Les OPCA (Organismes paritaires collecteurs agréés), devenus OPCO (Opérateurs de compétence) seront désormais chargés du financement de l’alternance (professionnalisation et apprentissage), de la montée en compétence et de la Gestion des emplois et des compétences (GPEC) dans les entreprises de moins de 50 salariés, de la formation à distance, de la formation en situation de travail (FEST) dont les modalités de formation sur le lieu de travail doivent être encore précisées par décret, et de l’appui technique des branches professionnelles en matière de GPEC, de référence de certification, etc. Ce dernier point est un vrai défi pour l’outre-mer.

Au nombre de 20, seuls 12 OPCO seront agréés au 1er avril prochain. Le gouvernement souhaite qu’ils travaillent dans une logique de cohérence et de filière. Au 31 décembre 2018, le ministère du Travail avait reçu 13 demandes d’agrément.

 

FRANCE COMPETENCE : qu’est-ce que c’est ?
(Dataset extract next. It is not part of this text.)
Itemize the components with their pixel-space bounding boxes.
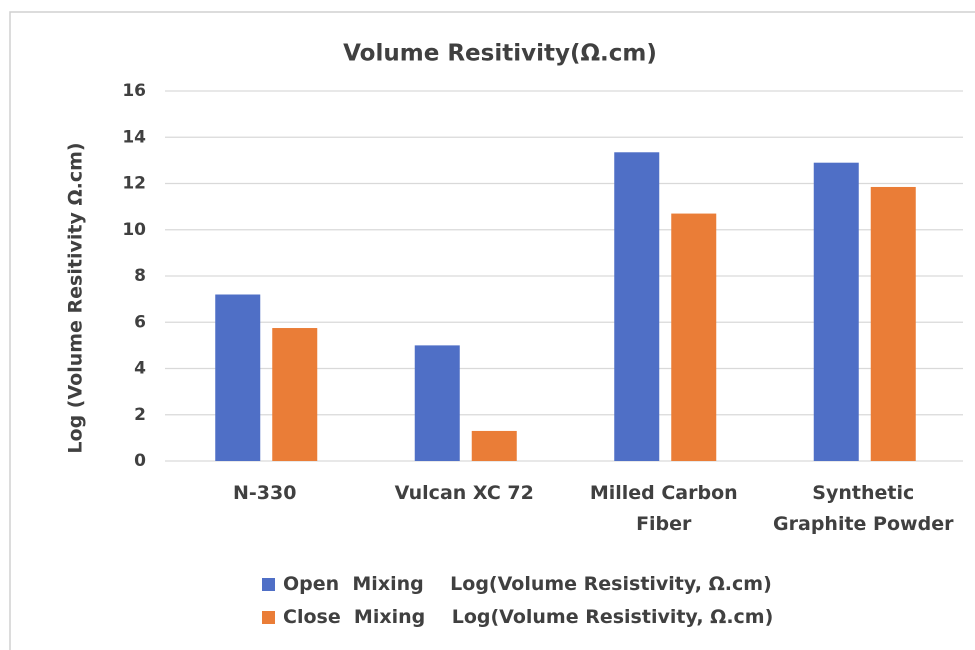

Depuis le 1er janvier 2019, France Compétences est devenu l’unique organisme qui va recevoir de l’Urssaf les fonds de formation et les reverser à partir de 2021. La composition de son conseil d’administration a été validée le 15 janvier dernier. Il se compose de 15 membres répartis en cinq collèges : l’État, les Régions, les organisations syndicales de salariés et d’employeurs représentatifs au niveau national et interprofessionnel ainsi que des personnalités qualifiées.